“We really have everything in common with America nowadays except, of course, language.” — Oscar Wilde, The Canterville Ghost.
I’m not sure whether to sympathize or empathize with Oscar Wilde. Or maybe it should be sympathise or empathise. His clever phrase has been widely attributed to George Bernard Shaw, who already boasted plenty of bon mots of his own. Since none of my witty remarks have been attributed to anyone else, I suppose I can only sympathize, not actually having been in his sizable shoes. (Or is it sisable?)
I can empathize with writers who spend time searching for the right word only to have it dismissed or misunderstood by those with less sensitivity for language. My translation clients sometimes ask me to produce a translation in UK English, and when I explain that I’m a US linguist, the client says “Just use UK spellcheck.” My text is then passed on to an editor who changes “while” to “whilst,” “vacation” to “holiday” and “retired people” to “pensioners.”

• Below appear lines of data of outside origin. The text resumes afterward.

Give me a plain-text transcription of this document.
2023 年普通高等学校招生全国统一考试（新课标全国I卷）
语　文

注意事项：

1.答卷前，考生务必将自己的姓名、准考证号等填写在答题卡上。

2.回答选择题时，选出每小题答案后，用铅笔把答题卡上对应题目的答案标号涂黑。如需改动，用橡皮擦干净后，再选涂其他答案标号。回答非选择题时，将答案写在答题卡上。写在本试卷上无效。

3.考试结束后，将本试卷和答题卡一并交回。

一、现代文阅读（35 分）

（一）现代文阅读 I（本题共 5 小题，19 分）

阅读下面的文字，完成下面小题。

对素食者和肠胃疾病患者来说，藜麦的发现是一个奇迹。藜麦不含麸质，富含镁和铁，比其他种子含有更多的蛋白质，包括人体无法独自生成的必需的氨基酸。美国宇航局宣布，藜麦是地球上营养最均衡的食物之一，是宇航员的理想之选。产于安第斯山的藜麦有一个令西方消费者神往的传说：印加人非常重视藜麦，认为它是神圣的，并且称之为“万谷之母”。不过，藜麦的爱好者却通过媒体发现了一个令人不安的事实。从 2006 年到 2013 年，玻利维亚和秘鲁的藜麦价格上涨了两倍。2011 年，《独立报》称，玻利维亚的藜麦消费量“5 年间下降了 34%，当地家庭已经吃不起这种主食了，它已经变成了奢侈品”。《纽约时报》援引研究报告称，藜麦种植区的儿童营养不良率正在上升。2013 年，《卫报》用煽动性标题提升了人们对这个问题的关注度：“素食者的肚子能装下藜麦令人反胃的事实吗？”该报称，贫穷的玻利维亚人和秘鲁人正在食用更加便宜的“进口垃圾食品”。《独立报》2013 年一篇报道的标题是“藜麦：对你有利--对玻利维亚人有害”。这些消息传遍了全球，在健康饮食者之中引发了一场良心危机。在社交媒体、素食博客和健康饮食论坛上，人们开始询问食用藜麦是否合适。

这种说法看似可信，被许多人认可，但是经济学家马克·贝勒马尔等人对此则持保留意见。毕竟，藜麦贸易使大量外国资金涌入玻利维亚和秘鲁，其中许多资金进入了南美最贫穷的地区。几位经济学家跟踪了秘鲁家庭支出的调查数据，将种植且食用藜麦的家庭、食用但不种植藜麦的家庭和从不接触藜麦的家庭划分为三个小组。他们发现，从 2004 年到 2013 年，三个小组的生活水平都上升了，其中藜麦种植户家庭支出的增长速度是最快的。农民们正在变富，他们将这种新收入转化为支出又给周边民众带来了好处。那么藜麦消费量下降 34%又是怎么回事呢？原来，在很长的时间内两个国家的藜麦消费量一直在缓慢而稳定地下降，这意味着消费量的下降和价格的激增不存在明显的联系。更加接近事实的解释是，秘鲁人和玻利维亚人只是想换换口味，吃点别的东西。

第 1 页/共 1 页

Regional language differences in the U.S. can be just as significant. Just try getting a fizzy drink on a cross-country drive; it’s “pop” in Colorado where I was raised, “soda” in Washington DC, “tonic” in Massachusetts, and “soda pop” or “co-cola” in Virginia and the deeper south. Keep driving south from Arizona, and if you need a straw, you can get a “popote” in Mexico, a “pajita” in El Salvador or a “pitillo” in South America.
What are soft drinks called where you live?